The Army Chief of Staff Lieutenant General Colm Mangan has said that the withdrawal of Irish troops from Lebanon tomorrow is a tremendous milestone in the history of the defence forces.

The Irish battalion finishes peace keeping duties after 23 years but the military chief said that the mission had been very good for the professionalism of the army.

Over 20,000 Irish troops have served in Lebanon since 1978. However, now that peace is restored, Irish soldiers are pulling out. Defence Minister Michael Smith is in Lebanon to attend a special ceremony tomorrow morning to mark their departure.
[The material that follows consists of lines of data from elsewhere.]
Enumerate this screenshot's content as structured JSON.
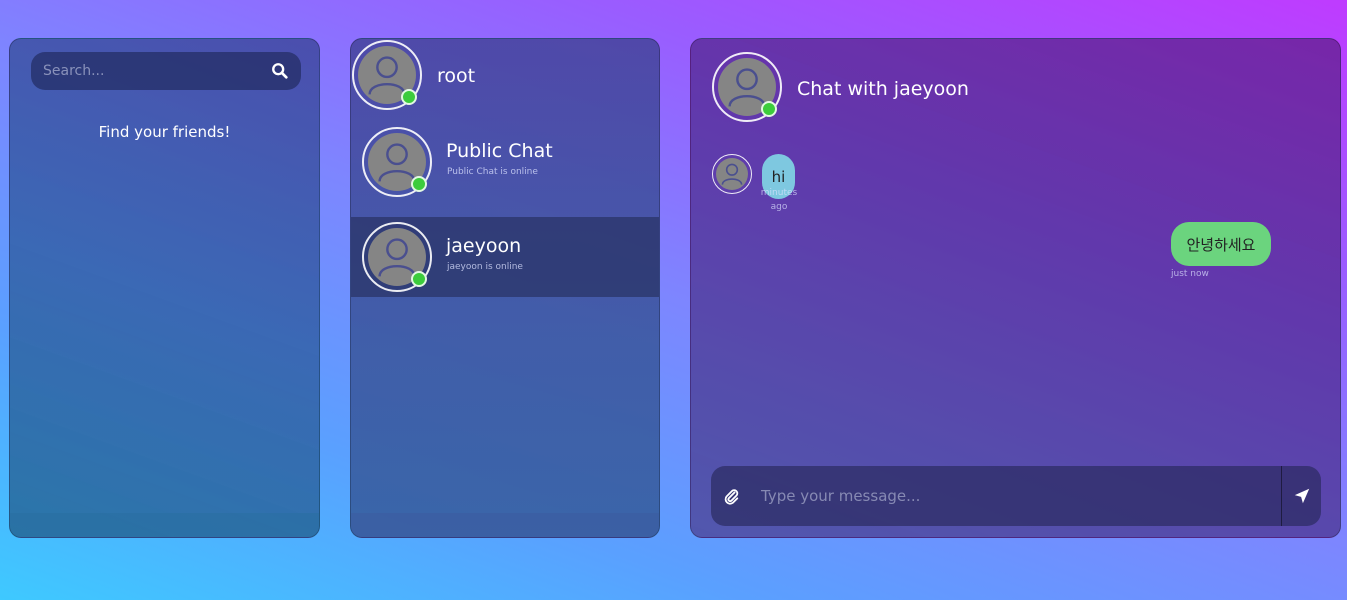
{
  "search": {
    "placeholder": "Search..."
  },
  "left": {
    "find_text": "Find your friends!"
  },
  "me": {
    "name": "root"
  },
  "contacts": [
    {
      "name": "Public Chat",
      "status": "Public Chat is online"
    },
    {
      "name": "jaeyoon",
      "status": "jaeyoon is online"
    }
  ],
  "chat": {
    "title": "Chat with jaeyoon",
    "messages": [
      {
        "text": "hi",
        "time": "minutes ago",
        "direction": "incoming"
      },
      {
        "text": "안녕하세요",
        "time": "just now",
        "direction": "outgoing"
      }
    ],
    "input_placeholder": "Type your message..."
  },
  "colors": {
    "online": "#3ccc3c",
    "incoming_bubble": "#7ec8e0",
    "outgoing_bubble": "#6bd47e"
  },
  "icons": {
    "search": "search-icon",
    "avatar": "user-icon",
    "attach": "paperclip-icon",
    "send": "paper-plane-icon"
  }
}
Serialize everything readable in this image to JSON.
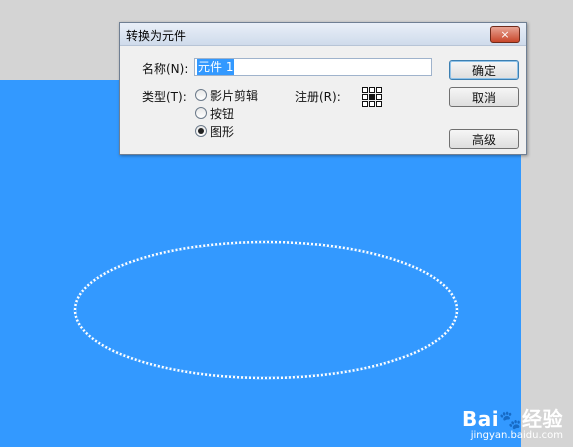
{
  "dialog": {
    "title": "转换为元件",
    "close_label": "×",
    "name_label": "名称(N):",
    "name_value": "元件 1",
    "type_label": "类型(T):",
    "type_options": [
      "影片剪辑",
      "按钮",
      "图形"
    ],
    "type_selected": "图形",
    "registration_label": "注册(R):",
    "ok_label": "确定",
    "cancel_label": "取消",
    "advanced_label": "高级"
  },
  "watermark": {
    "logo": "Bai",
    "logo_suffix": "经验",
    "url": "jingyan.baidu.com"
  },
  "colors": {
    "stage": "#3399ff",
    "workspace": "#d4d4d4"
  }
}
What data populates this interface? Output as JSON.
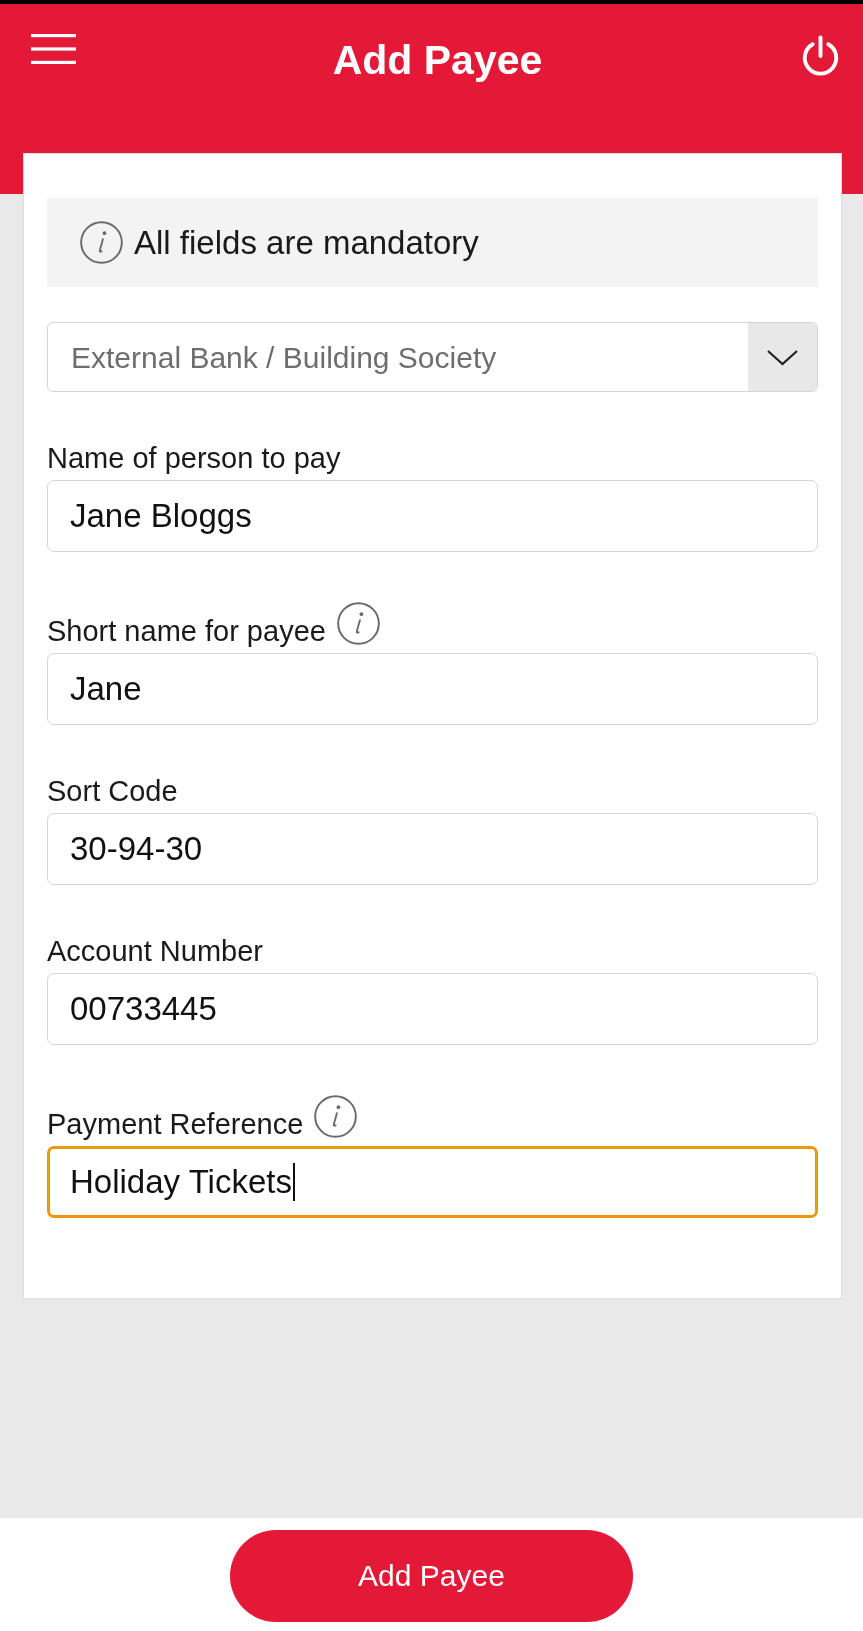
{
  "header": {
    "title": "Add Payee"
  },
  "notice": {
    "text": "All fields are mandatory"
  },
  "payee_type": {
    "value": "External Bank / Building Society"
  },
  "fields": [
    {
      "label": "Name of person to pay",
      "value": "Jane Bloggs",
      "info_icon": false,
      "focused": false
    },
    {
      "label": "Short name for payee",
      "value": "Jane",
      "info_icon": true,
      "focused": false
    },
    {
      "label": "Sort Code",
      "value": "30-94-30",
      "info_icon": false,
      "focused": false
    },
    {
      "label": "Account Number",
      "value": "00733445",
      "info_icon": false,
      "focused": false
    },
    {
      "label": "Payment Reference",
      "value": "Holiday Tickets",
      "info_icon": true,
      "focused": true
    }
  ],
  "footer": {
    "button": "Add Payee"
  }
}
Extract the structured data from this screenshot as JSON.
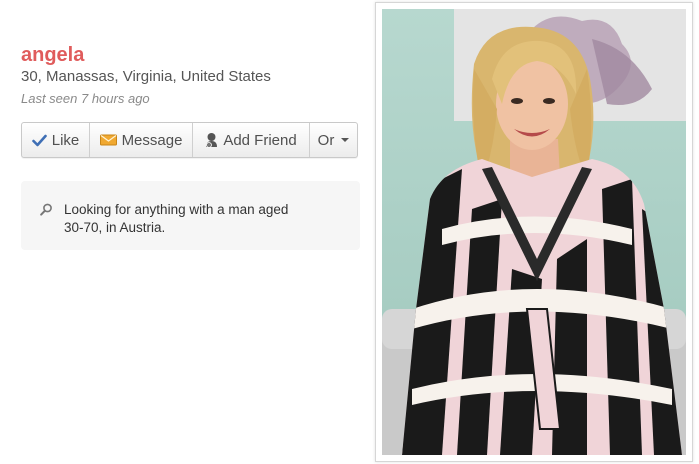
{
  "profile": {
    "name": "angela",
    "location": "30, Manassas, Virginia, United States",
    "last_seen": "Last seen 7 hours ago"
  },
  "actions": {
    "like": "Like",
    "message": "Message",
    "add_friend": "Add Friend",
    "or": "Or"
  },
  "looking_for": {
    "text": "Looking for anything with a man aged 30-70, in Austria."
  },
  "photo": {
    "alt": "Profile photo of a blonde woman in a black, white and pink patterned wrap dress"
  },
  "colors": {
    "name": "#e05c5c",
    "like_icon": "#3f6fb5",
    "message_icon": "#f0a830"
  },
  "icons": {
    "like": "checkmark-icon",
    "message": "envelope-icon",
    "add_friend": "person-icon",
    "or": "caret-down-icon",
    "looking_for": "magnifier-icon"
  }
}
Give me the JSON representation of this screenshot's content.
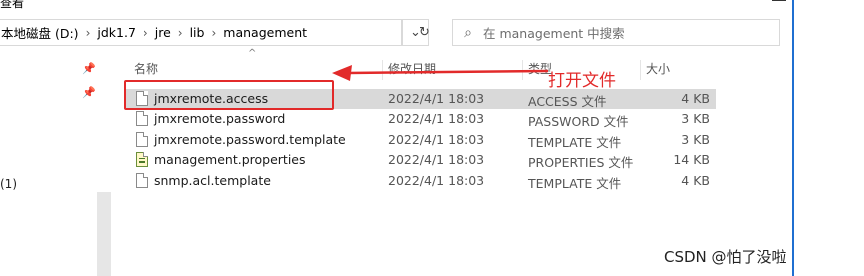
{
  "window": {
    "title_fragment": "查看"
  },
  "address_bar": {
    "segments": [
      "本地磁盘 (D:)",
      "jdk1.7",
      "jre",
      "lib",
      "management"
    ],
    "separator": "›",
    "dropdown_glyph": "⌄",
    "refresh_glyph": "↻"
  },
  "search": {
    "placeholder": "在 management 中搜索",
    "icon_glyph": "⌕"
  },
  "nav_pane": {
    "pin_glyph": "📌",
    "item_fragment": "(1)"
  },
  "columns": {
    "name": "名称",
    "date": "修改日期",
    "type": "类型",
    "size": "大小"
  },
  "files": [
    {
      "name": "jmxremote.access",
      "date": "2022/4/1 18:03",
      "type": "ACCESS 文件",
      "size": "4 KB",
      "icon": "document-icon",
      "selected": true
    },
    {
      "name": "jmxremote.password",
      "date": "2022/4/1 18:03",
      "type": "PASSWORD 文件",
      "size": "3 KB",
      "icon": "document-icon",
      "selected": false
    },
    {
      "name": "jmxremote.password.template",
      "date": "2022/4/1 18:03",
      "type": "TEMPLATE 文件",
      "size": "3 KB",
      "icon": "document-icon",
      "selected": false
    },
    {
      "name": "management.properties",
      "date": "2022/4/1 18:03",
      "type": "PROPERTIES 文件",
      "size": "14 KB",
      "icon": "properties-file-icon",
      "selected": false
    },
    {
      "name": "snmp.acl.template",
      "date": "2022/4/1 18:03",
      "type": "TEMPLATE 文件",
      "size": "4 KB",
      "icon": "document-icon",
      "selected": false
    }
  ],
  "annotation": {
    "text": "打开文件",
    "color": "#e22a2a"
  },
  "watermark": "CSDN @怕了没啦",
  "colors": {
    "selection": "#d9d9d9",
    "accent_edge": "#1f6fd1"
  }
}
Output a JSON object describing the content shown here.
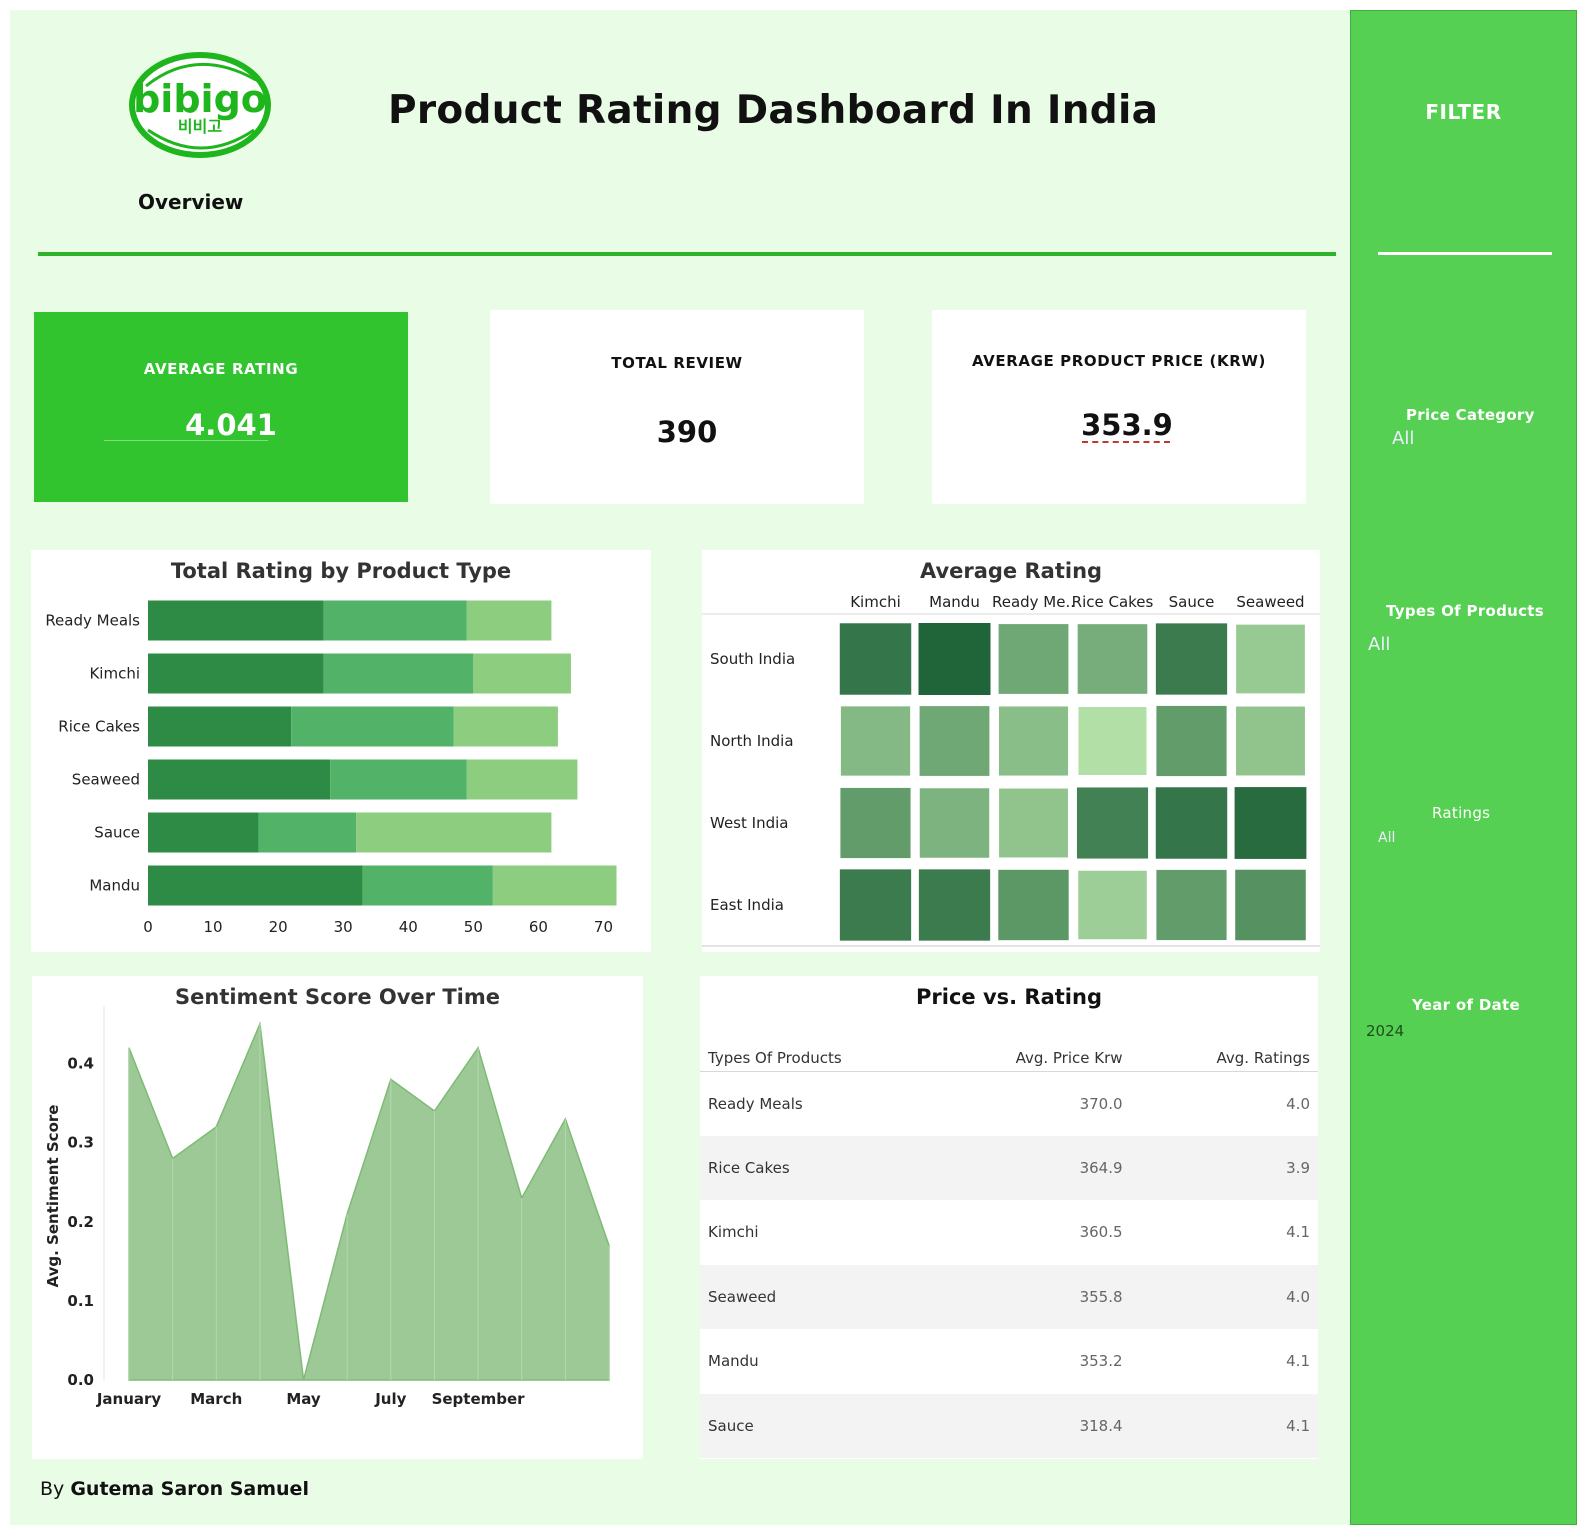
{
  "header": {
    "logo_text": "bibigo",
    "logo_sub": "비비고",
    "title": "Product Rating Dashboard In India",
    "subtitle": "Overview"
  },
  "kpis": {
    "avg_rating": {
      "label": "AVERAGE RATING",
      "value": "4.041"
    },
    "total_review": {
      "label": "TOTAL REVIEW",
      "value": "390"
    },
    "avg_price": {
      "label": "AVERAGE  PRODUCT PRICE (KRW)",
      "value": "353.9"
    }
  },
  "colors": {
    "accent": "#31c42f",
    "sidebar": "#55d052",
    "background": "#e9fce6",
    "bar_dark": "#2e8b45",
    "bar_mid": "#52b267",
    "bar_light": "#8ccd7f",
    "area_fill": "#9cc995"
  },
  "bar_chart": {
    "title": "Total Rating by Product Type",
    "chart_data": {
      "type": "bar",
      "orientation": "horizontal",
      "stacked": true,
      "categories": [
        "Ready Meals",
        "Kimchi",
        "Rice Cakes",
        "Seaweed",
        "Sauce",
        "Mandu"
      ],
      "series": [
        {
          "values": [
            27,
            27,
            22,
            28,
            17,
            33
          ]
        },
        {
          "values": [
            22,
            23,
            25,
            21,
            15,
            20
          ]
        },
        {
          "values": [
            13,
            15,
            16,
            17,
            30,
            19
          ]
        }
      ],
      "xlim": [
        0,
        75
      ],
      "xticks": [
        "0",
        "10",
        "20",
        "30",
        "40",
        "50",
        "60",
        "70"
      ],
      "grid": false
    }
  },
  "heatmap": {
    "title": "Average Rating",
    "chart_data": {
      "type": "heatmap",
      "columns": [
        "Kimchi",
        "Mandu",
        "Ready Me..",
        "Rice Cakes",
        "Sauce",
        "Seaweed"
      ],
      "rows": [
        "South India",
        "North India",
        "West India",
        "East India"
      ],
      "values": [
        [
          4.6,
          4.9,
          3.7,
          3.6,
          4.5,
          3.1
        ],
        [
          3.4,
          3.7,
          3.3,
          2.7,
          3.9,
          3.2
        ],
        [
          3.9,
          3.5,
          3.2,
          4.4,
          4.6,
          4.8
        ],
        [
          4.5,
          4.5,
          4.0,
          3.0,
          3.9,
          4.1
        ]
      ]
    }
  },
  "area_chart": {
    "title": "Sentiment Score Over Time",
    "chart_data": {
      "type": "area",
      "x": [
        "January",
        "February",
        "March",
        "April",
        "May",
        "June",
        "July",
        "August",
        "September",
        "October",
        "November",
        "December"
      ],
      "values": [
        0.42,
        0.28,
        0.32,
        0.45,
        0.0,
        0.21,
        0.38,
        0.34,
        0.42,
        0.23,
        0.33,
        0.17
      ],
      "xtick_labels": [
        "January",
        "March",
        "May",
        "July",
        "September"
      ],
      "ylabel": "Avg. Sentiment Score",
      "ylim": [
        0,
        0.45
      ],
      "yticks": [
        "0.0",
        "0.1",
        "0.2",
        "0.3",
        "0.4"
      ]
    }
  },
  "price_table": {
    "title": "Price vs. Rating",
    "columns": [
      "Types Of Products",
      "Avg. Price Krw",
      "Avg. Ratings"
    ],
    "rows": [
      {
        "type": "Ready Meals",
        "price": "370.0",
        "rating": "4.0"
      },
      {
        "type": "Rice Cakes",
        "price": "364.9",
        "rating": "3.9"
      },
      {
        "type": "Kimchi",
        "price": "360.5",
        "rating": "4.1"
      },
      {
        "type": "Seaweed",
        "price": "355.8",
        "rating": "4.0"
      },
      {
        "type": "Mandu",
        "price": "353.2",
        "rating": "4.1"
      },
      {
        "type": "Sauce",
        "price": "318.4",
        "rating": "4.1"
      }
    ]
  },
  "sidebar": {
    "title": "FILTER",
    "filters": [
      {
        "label": "Price Category",
        "value": "All"
      },
      {
        "label": "Types Of Products",
        "value": "All"
      },
      {
        "label": "Ratings",
        "value": "All"
      },
      {
        "label": "Year of Date",
        "value": "2024"
      }
    ]
  },
  "footer": {
    "by": "By",
    "author": "Gutema Saron Samuel"
  }
}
The current commanding officer in Lebanon Lieutenant Colonel Gerry Hegarty said that there was a feeling of nostalgia but also a sense of mission fulfilled.

The Chief of Staff General Colm Mangan said that he was intensely proud of what the Irish achieved in sad and happy times there. The 45 soldiers who lost their lives had not died in vain, and the army would never give up its efforts to find the body of Private Kevin Joyce who disappeared 20 years ago.

The General also said that the UN had not yet requested peacekeepers for Afghanistan and if a request is made he would make an assessment of Irish capabilities for participation.

Defence Minister Michael Smith, who is in the Lebanon, said that Irish troops will now take up new challenges and missions. He also said that the Irish operation had been a great army morale boost over the past 23 years.

While saying that the Government wants to honour its UN commitment to have 800 soldiers serving abroad, Minister Smith added that it would probably be some time before a full battalion of 600 soldiers serve abroad again.

However, 200 soldiers are leaving for peace-keeping duties in Eritrea and Ethiopia next month. One hundred troops are currently serving in Kosovo, 50 in Sarajevo and 40 in East Timor.